United Nation's Group Releases GHG Reduction Document
Talks continue this week as world leaders come to Copenhagen.
Compiled by staff
Published: Dec 15, 2009
In Copenhagen Friday, a United Nations ad-hoc working group stepped forward with a new document outlining greenhouse-gas reductions over the next 40 years. The text provides a range of options for the key questions, including how developed and major emerging economies would cut their carbon output, and what would be the upper limit of global temperature rise that policymakers would be willing to tolerate. The text is silent on how much money rich countries would give poor ones to cope with global warming.
The document presents an outline for a possible deal, in which industrial nations would collectively cut their emissions by 2020 by 25% to 45% compared with 1990 levels. At the same time major developing countries would reduce their emissions by 15% to 30%. The long-term goal is to cut emissions between 50% and 95% by 2050.
Still, final resolution may not be smooth sailing as the more than 100 world leaders meet in Copenhagen this week. U.S. special climate envoy Todd Stern rejected language requiring binding cuts of greenhouse-gas emissions for industrialized countries compared with voluntary ones by major emerging economies if they were not funded by the developed world.

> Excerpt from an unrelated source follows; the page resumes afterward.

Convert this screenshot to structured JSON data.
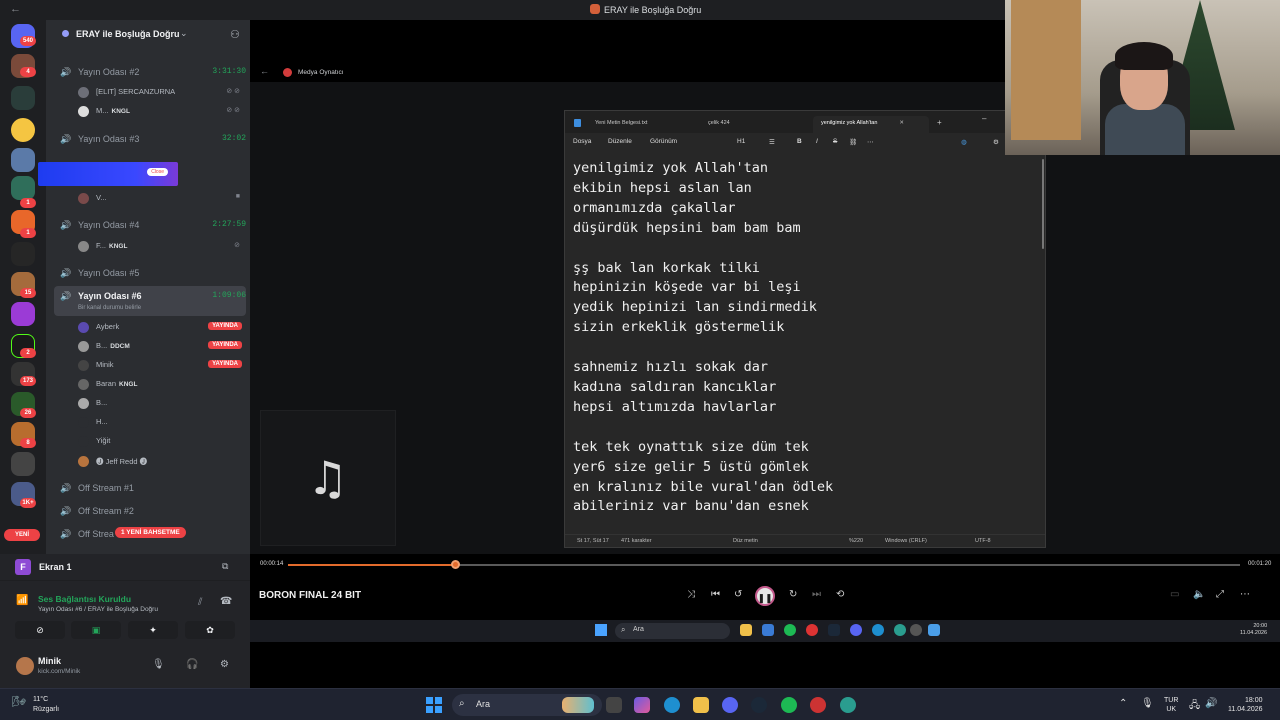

In other news from Copenhagen, U.S. Energy Secretary Steven Chu announced a new Renewable and Efficiency Deployment Initiative. Funded through the World Bank's Strategic Climate Fund, the program will accelerate deployment of renewable energy and energy efficiency technologies in developing countries thereby reducing greenhouse gas emissions, fighting energy poverty and improving public health for the most vulnerable, particularly women and children.